Saturday, April 27, 2013

Avian Infanticide

On April 24th, the turkey vultures in Missouri laid their first egg. The egg was captured by video-maker Priscillash and celebrated by cam watchers. We were all perplexed when the egg disappeared. What happened to it? A quick review of footage revealed the culprit - a male turkey vulture. He spent roughly 20 minutes rolling, banging, scraping, rubbing, and biting the egg on and off camera view. The barn's owner was not able to find the egg or eggshells, so we assume the vulture consumed the egg after cracking it.

This behavior appears to be infanticide. Although we haven't seen it at the nests we watch, it is not an uncommon behavior in birds. Avian infanticide may involve killing eggs or hatched offspring. It includes:
  • Exploiting young as food
  • Sexually-selected or paternity-influenced infanticide
  • Resource competition
  • Social pathology, gender selection, reproductive fitness
We've seen falcons and eagles exploit dead young as food, although we haven't seen them kill young for food - the difference between infanticide and cannibalism. In the case of the bald eagles at Fort St. Vrain, and the falcon Belinda at the Allen S. King plant, the dead young were readily available and the live young needed feeding. Although it seems awful to many human watchers, exploiting dead young as a resource very probably saved live young, especially at Fort St. Vrain, where the eagles were struggling with cold weather and a heavy snow fall that reduced food availability.

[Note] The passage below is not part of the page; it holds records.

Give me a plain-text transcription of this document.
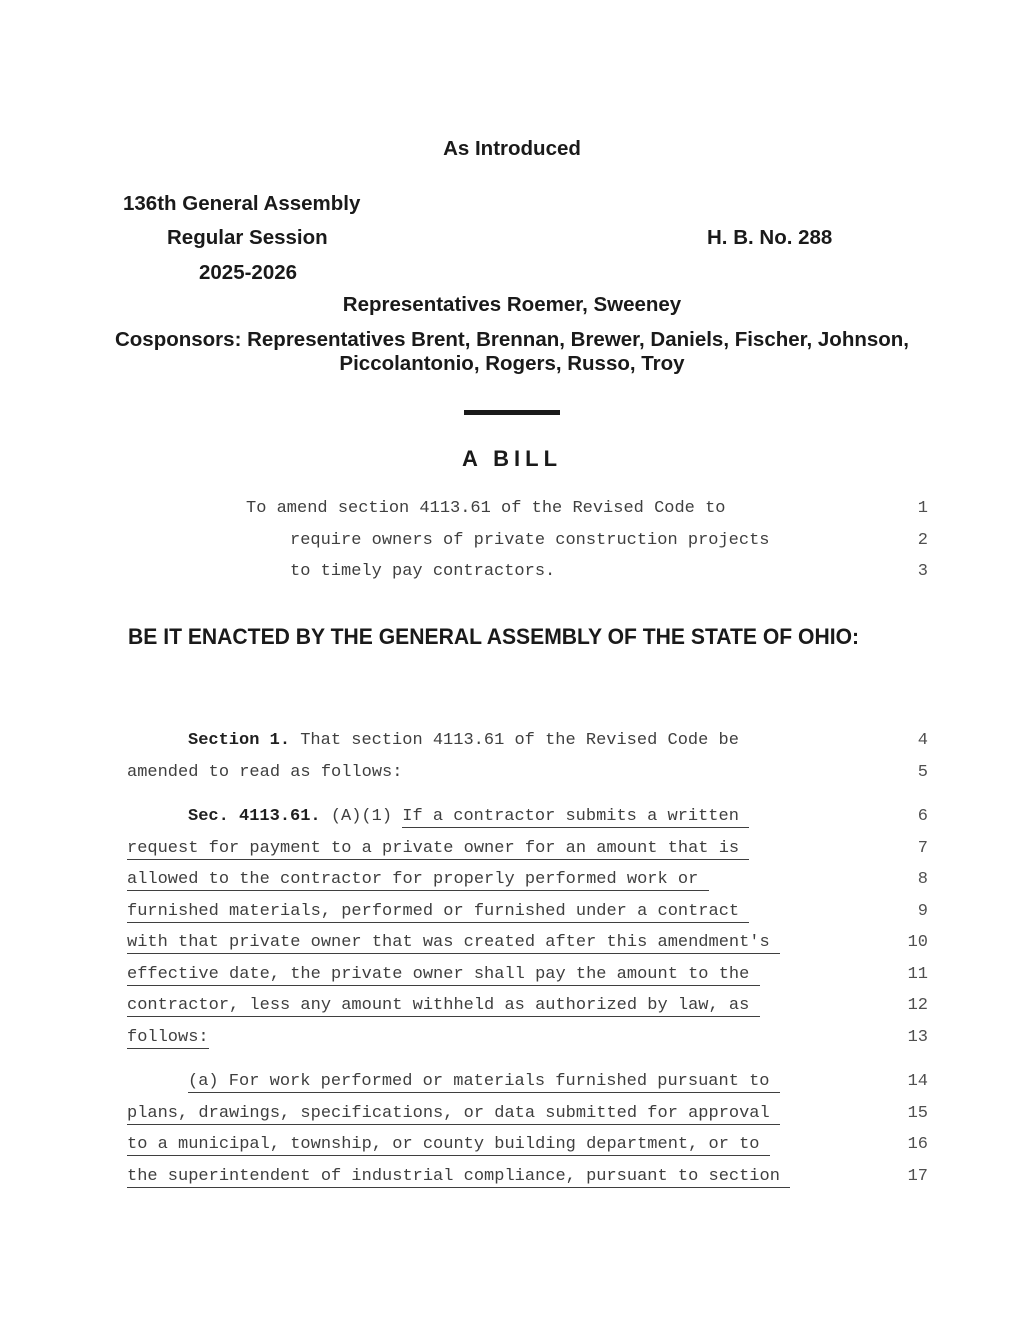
As Introduced
136th General Assembly
Regular Session	H. B. No. 288
2025-2026
Representatives Roemer, Sweeney
Cosponsors: Representatives Brent, Brennan, Brewer, Daniels, Fischer, Johnson,
Piccolantonio, Rogers, Russo, Troy
A BILL
To amend section 4113.61 of the Revised Code to	1
require owners of private construction projects	2
to timely pay contractors.	3
BE IT ENACTED BY THE GENERAL ASSEMBLY OF THE STATE OF OHIO:
Section 1. That section 4113.61 of the Revised Code be	4
amended to read as follows:	5
Sec. 4113.61. (A)(1) If a contractor submits a written	6
request for payment to a private owner for an amount that is	7
allowed to the contractor for properly performed work or	8
furnished materials, performed or furnished under a contract	9
with that private owner that was created after this amendment's	10
effective date, the private owner shall pay the amount to the	11
contractor, less any amount withheld as authorized by law, as	12
follows:	13
(a) For work performed or materials furnished pursuant to	14
plans, drawings, specifications, or data submitted for approval	15
to a municipal, township, or county building department, or to	16
the superintendent of industrial compliance, pursuant to section	17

The vulture destroys the egg
The turkey vulture may have been committing sexually selected or paternity-influenced infanticide. He - we think it was a male given the brow ridge - could have destroyed the egg because it was not his egg. There is some very lively discussion going on about whether or not this male was last year's father. If he was, he may have destroyed the egg because it wasn't his egg. In this scenario, he arrived at the barn to find his mate had already paired with another male and laid an egg. Since the egg wasn't his egg, he destroyed it. If it wasn't the same male, he may have driven off the original male. Once again, since the egg wasn't his egg, he destroyed it.

In this scenario, paternity was uncertain. The male bird was assuring that all of the offspring produced in the barn would be his. The female could most likely still be fertilized if the egg was destroyed, given that she hadn't laid all of her eggs yet. We haven't seen re-clutching in the presence of eggs, but we have when failed eggs have been removed from the nest. By eating the egg, the male effectively removed it.

Infanticide can also be compelled by resource competition. In this scenario, a parent does not have enough food or nest space for all of its young.  It may kill weaker young or refuse to feed or incubate them. Although Cain and Abel syndrome occurs between offspring instead of adult-to-offspring, it is an example of resource competition that can result in death. As cruel as it seems, the young best able to adapt to limited resources are the ones who will survive.

Finally, we have the last trio: social pathology, gender selection, and reproductive fitness. Social pathology occurs when infanticide occurs for no discernible reason.  Social pathology is a highly maladaptive behavior that doesn't benefit the individual or group. While I have tried to avoid using loaded terms, the closest human analogy would be murder. Eclectus parrots practice infanticide based on sex: that is, mothers kill male offspring. And some birds appear to practice brood reduction to maximize reproductive success, killing particular offspring while leaving others that are presumably more fit. Less mouths are easier to feed. We talk about the role that natural and sexual selection play in driving specialization. Could infanticide also be playing a role?

While this behavior is very difficult for us to understand, it is part of what birds do. The social and emotional lives of birds are complex, and it is my feeling - and I stress feeling here - that birds and humans have some states that are analogous to one another, and others that are not. We shouldn't judge the birds for living their lives - this is not a part of bird life we've seen very often, but it is still a part of bird life. We'll keep watching the barn.